From 55ca7da493aa2da089159baa313e2f00eaa55fd0 Mon Sep 17 00:00:00 2001
From: hrbrmstr <bob@rud.is>
Date: Wed, 19 Jun 2019 09:10:28 -0400
Subject: [PATCH 2/3] fixed example in `download_file()`

---
 R/download-file.R    | 2 +-
 man/download_file.Rd | 2 +-
 2 files changed, 2 insertions(+), 2 deletions(-)

diff --git a/R/download-file.R b/R/download-file.R
index 7e5bb4a1..b8c22bed 100644
--- a/R/download-file.R
+++ b/R/download-file.R
@@ -52,7 +52,7 @@ safe_GET <- possibly(GET, NULL, quiet = TRUE)
 #' download_file("https://google.com", tmp1) # doesn't re-download since it's cached
 #' download_file("https://google.com", tmp1, overwrite = TRUE) # re-downloads (overwrites file)
 #' download_file("https://google.com", tmp2) # re-downloads (new file)
-#' download_file("badurl", tmp3)) # handles major errors gracefully
+#' download_file("badurl", tmp3) # handles major errors gracefully
 #'
 #' # multi-file example with no-caching
 #' download_file(
diff --git a/man/download_file.Rd b/man/download_file.Rd
index eaf1da06..72538544 100644
--- a/man/download_file.Rd
+++ b/man/download_file.Rd
@@ -48,7 +48,7 @@ download_file("https://google.com", tmp1) # downloads fine
 download_file("https://google.com", tmp1) # doesn't re-download since it's cached
 download_file("https://google.com", tmp1, overwrite = TRUE) # re-downloads (overwrites file)
 download_file("https://google.com", tmp2) # re-downloads (new file)
-download_file("badurl", tmp3)) # handles major errors gracefully
+download_file("badurl", tmp3) # handles major errors gracefully
 
 # multi-file example with no-caching
 download_file(

From d27810850abfea8482f92044fffbd81a8363d019 Mon Sep 17 00:00:00 2001
From: hrbrmstr <bob@rud.is>
Date: Wed, 19 Jun 2019 09:12:23 -0400
Subject: [PATCH 3/3] tweaked docs a bit in `download_file()`

---
 R/download-file.R    | 4 ++--
 man/download_file.Rd | 4 ++--
 2 files changed, 4 insertions(+), 4 deletions(-)

diff --git a/R/download-file.R b/R/download-file.R
index b8c22bed..75c12b5b 100644
--- a/R/download-file.R
+++ b/R/download-file.R
@@ -33,9 +33,9 @@ safe_GET <- possibly(GET, NULL, quiet = TRUE)
 #' @note While this function supports specifying multiple URLs and download paths it
 #'       does not perform concurrent downloads.
 #' @param url the url(s) of the file to retrieve.

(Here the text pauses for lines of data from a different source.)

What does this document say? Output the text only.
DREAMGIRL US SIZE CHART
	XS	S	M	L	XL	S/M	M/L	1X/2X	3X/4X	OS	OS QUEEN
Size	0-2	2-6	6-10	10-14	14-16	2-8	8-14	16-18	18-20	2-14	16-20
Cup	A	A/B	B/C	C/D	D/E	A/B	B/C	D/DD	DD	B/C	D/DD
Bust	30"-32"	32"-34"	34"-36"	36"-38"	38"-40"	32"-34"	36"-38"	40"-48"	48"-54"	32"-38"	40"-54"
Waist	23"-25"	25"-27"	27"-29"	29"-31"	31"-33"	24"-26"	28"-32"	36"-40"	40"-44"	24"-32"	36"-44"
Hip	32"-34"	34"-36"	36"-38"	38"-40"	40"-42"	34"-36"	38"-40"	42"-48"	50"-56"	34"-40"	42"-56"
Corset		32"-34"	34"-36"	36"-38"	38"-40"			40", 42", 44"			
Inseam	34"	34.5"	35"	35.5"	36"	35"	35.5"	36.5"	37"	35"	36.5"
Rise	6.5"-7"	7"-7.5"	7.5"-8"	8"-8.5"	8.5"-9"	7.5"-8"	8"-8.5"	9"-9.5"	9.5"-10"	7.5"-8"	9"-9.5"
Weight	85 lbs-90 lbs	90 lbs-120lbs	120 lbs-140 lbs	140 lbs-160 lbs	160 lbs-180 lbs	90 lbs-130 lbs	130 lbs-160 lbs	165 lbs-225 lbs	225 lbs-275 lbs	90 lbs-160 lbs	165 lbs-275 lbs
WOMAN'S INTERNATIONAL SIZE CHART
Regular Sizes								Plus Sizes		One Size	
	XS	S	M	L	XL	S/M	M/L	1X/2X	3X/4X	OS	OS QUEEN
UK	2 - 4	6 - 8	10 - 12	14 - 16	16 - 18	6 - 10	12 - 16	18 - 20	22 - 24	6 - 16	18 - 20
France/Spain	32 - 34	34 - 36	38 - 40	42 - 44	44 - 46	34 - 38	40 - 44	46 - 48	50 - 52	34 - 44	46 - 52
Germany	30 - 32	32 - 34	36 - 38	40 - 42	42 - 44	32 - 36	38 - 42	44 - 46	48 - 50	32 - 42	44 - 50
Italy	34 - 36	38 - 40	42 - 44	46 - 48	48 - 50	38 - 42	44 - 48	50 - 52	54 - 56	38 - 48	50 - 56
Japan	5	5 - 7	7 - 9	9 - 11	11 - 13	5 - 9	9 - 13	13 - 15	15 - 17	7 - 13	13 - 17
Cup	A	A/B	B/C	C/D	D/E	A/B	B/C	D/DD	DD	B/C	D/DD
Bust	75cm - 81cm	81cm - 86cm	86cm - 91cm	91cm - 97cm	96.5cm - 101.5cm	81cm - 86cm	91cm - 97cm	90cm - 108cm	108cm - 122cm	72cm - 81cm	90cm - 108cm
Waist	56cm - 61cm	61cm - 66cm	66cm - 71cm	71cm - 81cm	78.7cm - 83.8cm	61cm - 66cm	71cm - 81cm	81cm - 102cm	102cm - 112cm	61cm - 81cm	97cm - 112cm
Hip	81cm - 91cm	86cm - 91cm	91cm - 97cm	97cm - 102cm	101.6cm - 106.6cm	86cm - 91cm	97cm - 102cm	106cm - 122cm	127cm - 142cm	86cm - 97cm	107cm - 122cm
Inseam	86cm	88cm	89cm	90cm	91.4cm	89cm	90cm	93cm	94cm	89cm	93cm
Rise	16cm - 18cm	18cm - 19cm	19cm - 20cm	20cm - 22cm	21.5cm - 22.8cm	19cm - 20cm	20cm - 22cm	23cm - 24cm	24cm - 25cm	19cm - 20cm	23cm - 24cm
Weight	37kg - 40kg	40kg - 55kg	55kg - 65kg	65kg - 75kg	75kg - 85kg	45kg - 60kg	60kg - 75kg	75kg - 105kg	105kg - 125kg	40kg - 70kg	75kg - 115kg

If multiple URLs are provided then the same
-#'        number of [path]s must also be provided.
+#'        number of `path`s must also be provided.
 #' @param path Path(s) to save content to. If more than one `path` is specified then the same
-#'        number of [url]s must also be provided. THis parameter will be [path.expand()]ed.
+#'        number of `url`s must also be provided. THis parameter will be [path.expand()]ed.
 #' @param overwrite	Will only overwrite existing path if `TRUE`.
 #' @param ... passed on to [GET()]
 #' @return a data frame containing the `url`(s), `path`(s), cache status, and HTTP status code(s).
diff --git a/man/download_file.Rd b/man/download_file.Rd
index 72538544..ec9c145a 100644
--- a/man/download_file.Rd
+++ b/man/download_file.Rd
@@ -8,10 +8,10 @@ download_file(url, path, overwrite = FALSE, ...)
 }
 \arguments{
 \item{url}{the url(s) of the file to retrieve. If multiple URLs are provided then the same
-number of \link{path}s must also be provided.}
+number of \code{path}s must also be provided.}
 
 \item{path}{Path(s) to save content to. If more than one \code{path} is specified then the same
-number of \link{url}s must also be provided. THis parameter will be \code{\link[=path.expand]{path.expand()}}ed.}
+number of \code{url}s must also be provided. THis parameter will be \code{\link[=path.expand]{path.expand()}}ed.}
 
 \item{overwrite}{Will only overwrite existing path if \code{TRUE}.}